I wish I was wrong but I don't see the peace movement having anything more than a marginal effect. "Naturally the common people don't want war: Neither in Russia, nor in England, nor for that matter in Germany. That is understood. But, after all, IT IS THE LEADERS of the country who determine the policy and it is always a simple matter to drag the people along, whether it is a democracy, or a fascist dictatorship, or a parliament, or a communist dictatorship." Yet we can still have an effective progressive movement even if we have little effect in working for peace.
by ocean-kat on Sun, 09/10/2017 - 6:04pm
I think that your criticism of the article, while technically correct, is misguided and guilty of missing the point. Yes I agree that it can be conceived as a possibility that a State entity could be involved in perpetual war beyond its borders while at the same time being a refuge of wealth and security and progress towards more social justice for those within its borders. So yes, I agree that " "You can’t have an effective progressive movement in the United States that doesn’t include working for peace." is theoretically an overstatement of what can be proven about the future and so cannot be accurately stated as an absolute truth. But, that is a microscopically small, and therefore an insignificant as well as irrelevant, nit to pick, IMO.
Again I agree so long as the movement remains a marginal concern of the voters, but if constant war only brings out the most benign result that can be expected, which is the eventual bankruptcy of our economy, then social justice is going to take many steps backward. That is another “absolute statement” that predicts the future and so cannot be considered to be infallibly, inarguably, correct but which, again IMO, only a fool with no knowledge of history would dispute. [Ask contemporary Venezuelans as just one of many examples currently available. Even though it hasn’t been war that has bankrupted their country it is their economic crisis that is leading to repressive governance]

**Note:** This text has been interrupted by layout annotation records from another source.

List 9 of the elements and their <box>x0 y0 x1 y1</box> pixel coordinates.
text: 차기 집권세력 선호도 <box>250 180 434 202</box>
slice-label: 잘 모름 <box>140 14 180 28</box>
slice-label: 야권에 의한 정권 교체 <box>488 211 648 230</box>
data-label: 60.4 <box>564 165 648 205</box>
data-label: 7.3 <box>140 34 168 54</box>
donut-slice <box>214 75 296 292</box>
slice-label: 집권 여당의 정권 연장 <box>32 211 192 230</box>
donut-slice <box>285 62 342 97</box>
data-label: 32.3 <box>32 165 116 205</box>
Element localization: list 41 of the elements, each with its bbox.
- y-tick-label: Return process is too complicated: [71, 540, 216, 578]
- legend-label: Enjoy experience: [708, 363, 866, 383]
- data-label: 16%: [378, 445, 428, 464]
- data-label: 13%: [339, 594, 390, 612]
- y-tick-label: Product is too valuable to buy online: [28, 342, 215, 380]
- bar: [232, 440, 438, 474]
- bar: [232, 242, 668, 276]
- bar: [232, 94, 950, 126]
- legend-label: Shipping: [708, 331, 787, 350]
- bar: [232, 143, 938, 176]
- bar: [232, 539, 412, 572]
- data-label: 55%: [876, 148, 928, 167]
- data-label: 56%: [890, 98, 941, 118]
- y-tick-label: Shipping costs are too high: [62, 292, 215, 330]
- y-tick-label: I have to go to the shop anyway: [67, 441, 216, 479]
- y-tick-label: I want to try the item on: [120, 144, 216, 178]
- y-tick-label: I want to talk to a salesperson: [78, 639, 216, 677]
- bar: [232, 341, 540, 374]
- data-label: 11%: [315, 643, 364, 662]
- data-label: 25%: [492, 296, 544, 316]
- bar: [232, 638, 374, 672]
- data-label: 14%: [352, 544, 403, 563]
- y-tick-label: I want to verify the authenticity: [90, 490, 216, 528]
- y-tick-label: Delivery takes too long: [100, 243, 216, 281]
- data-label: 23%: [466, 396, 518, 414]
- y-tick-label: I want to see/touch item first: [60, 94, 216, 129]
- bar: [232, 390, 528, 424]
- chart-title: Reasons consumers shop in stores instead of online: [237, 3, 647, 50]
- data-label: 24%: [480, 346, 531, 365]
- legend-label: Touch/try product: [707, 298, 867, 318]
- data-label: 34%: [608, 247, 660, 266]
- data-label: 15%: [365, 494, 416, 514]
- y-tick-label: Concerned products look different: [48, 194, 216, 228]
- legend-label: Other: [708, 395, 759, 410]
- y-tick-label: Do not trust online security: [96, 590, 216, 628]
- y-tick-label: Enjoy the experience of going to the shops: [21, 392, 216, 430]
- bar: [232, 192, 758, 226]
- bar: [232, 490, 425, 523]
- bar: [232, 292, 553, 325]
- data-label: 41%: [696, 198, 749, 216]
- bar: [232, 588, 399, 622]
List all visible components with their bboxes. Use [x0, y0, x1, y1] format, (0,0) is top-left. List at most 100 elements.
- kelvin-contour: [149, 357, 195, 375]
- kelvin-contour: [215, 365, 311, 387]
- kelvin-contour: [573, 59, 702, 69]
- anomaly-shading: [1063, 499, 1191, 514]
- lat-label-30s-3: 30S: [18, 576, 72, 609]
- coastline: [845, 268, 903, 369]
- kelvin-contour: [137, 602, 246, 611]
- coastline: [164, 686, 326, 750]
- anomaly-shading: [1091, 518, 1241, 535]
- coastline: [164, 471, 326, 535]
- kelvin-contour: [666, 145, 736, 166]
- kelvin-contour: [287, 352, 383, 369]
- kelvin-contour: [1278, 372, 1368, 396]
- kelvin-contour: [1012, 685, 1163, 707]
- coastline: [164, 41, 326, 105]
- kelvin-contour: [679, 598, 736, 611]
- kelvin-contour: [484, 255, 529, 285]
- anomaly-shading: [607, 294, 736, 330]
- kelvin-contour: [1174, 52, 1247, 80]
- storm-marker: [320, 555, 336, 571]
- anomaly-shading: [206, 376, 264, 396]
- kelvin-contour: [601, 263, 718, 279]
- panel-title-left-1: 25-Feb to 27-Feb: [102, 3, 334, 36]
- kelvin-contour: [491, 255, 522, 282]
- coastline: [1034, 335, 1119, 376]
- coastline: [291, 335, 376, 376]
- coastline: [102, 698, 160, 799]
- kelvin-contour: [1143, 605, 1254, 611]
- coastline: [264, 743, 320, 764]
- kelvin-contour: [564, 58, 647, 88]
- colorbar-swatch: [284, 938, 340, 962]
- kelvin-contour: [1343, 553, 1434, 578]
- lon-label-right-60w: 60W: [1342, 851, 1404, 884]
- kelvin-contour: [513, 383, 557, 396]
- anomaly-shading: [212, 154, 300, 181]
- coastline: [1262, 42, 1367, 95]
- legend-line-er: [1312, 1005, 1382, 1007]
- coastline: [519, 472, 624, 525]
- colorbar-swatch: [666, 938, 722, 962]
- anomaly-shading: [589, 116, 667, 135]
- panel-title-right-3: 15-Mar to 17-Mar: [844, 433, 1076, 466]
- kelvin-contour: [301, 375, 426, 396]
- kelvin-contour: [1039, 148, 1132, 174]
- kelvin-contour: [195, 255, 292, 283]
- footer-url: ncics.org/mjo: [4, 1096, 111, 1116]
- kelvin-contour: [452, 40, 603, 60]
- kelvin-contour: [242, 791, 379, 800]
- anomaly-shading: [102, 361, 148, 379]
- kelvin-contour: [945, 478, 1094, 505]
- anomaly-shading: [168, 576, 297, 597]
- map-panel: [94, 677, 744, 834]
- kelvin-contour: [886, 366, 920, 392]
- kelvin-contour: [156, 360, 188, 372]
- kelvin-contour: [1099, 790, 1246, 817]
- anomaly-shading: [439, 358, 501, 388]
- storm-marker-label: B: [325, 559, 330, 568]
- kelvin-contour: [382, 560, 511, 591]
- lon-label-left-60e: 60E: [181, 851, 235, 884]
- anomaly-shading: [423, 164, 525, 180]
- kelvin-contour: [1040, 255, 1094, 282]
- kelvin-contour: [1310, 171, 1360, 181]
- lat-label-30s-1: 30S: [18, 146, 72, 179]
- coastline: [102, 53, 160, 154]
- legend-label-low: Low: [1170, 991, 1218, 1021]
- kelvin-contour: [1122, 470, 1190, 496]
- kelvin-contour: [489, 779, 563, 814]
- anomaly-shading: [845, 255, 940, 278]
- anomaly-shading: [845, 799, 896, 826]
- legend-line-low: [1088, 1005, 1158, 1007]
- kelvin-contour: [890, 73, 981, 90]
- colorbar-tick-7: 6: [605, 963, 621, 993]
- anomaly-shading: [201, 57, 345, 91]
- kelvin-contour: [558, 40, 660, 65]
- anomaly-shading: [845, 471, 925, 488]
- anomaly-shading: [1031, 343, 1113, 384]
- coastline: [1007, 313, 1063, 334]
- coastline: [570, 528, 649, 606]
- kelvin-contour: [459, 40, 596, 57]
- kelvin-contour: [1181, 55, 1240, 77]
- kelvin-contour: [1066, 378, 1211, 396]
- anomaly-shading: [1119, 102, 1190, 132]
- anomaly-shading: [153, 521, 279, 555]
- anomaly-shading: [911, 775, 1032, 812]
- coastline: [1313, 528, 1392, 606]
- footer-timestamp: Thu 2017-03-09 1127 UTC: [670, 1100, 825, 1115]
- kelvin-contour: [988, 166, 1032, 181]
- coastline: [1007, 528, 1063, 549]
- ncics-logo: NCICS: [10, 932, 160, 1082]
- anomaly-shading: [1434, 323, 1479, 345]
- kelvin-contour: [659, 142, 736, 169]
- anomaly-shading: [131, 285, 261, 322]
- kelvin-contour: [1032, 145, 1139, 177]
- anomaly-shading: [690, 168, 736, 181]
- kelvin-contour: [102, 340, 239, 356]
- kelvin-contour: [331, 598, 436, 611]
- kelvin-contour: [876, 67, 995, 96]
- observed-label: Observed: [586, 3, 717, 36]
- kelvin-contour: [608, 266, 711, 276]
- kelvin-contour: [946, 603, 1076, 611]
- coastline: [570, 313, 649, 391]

I strongly disagree and add that the only reason to work for a progressive movement is the demands of conscience. We have supposedly realised in the U.S.A. that internally dividing our citizens into defined groups and allowing policies that favor one group over the others is wrong. If that realization creates moral imperatives then, IMO, those imperatives extend beyond our borders. Virtue signalling about what is right versus wrong here at home while supporting actions which destroy entire countries makes irony the sick joke punchline of faux morality.
by A Guy Called LULU on Mon, 09/11/2017 - 11:16am
For me, 9/11 will always be a time of tremendous fear, stifling conformism, forced patriotism, and vicious nationalism. Which is why I’ve always found the claim that Trump represents a new authoritarianism, even fascism, to be so fanciful and false.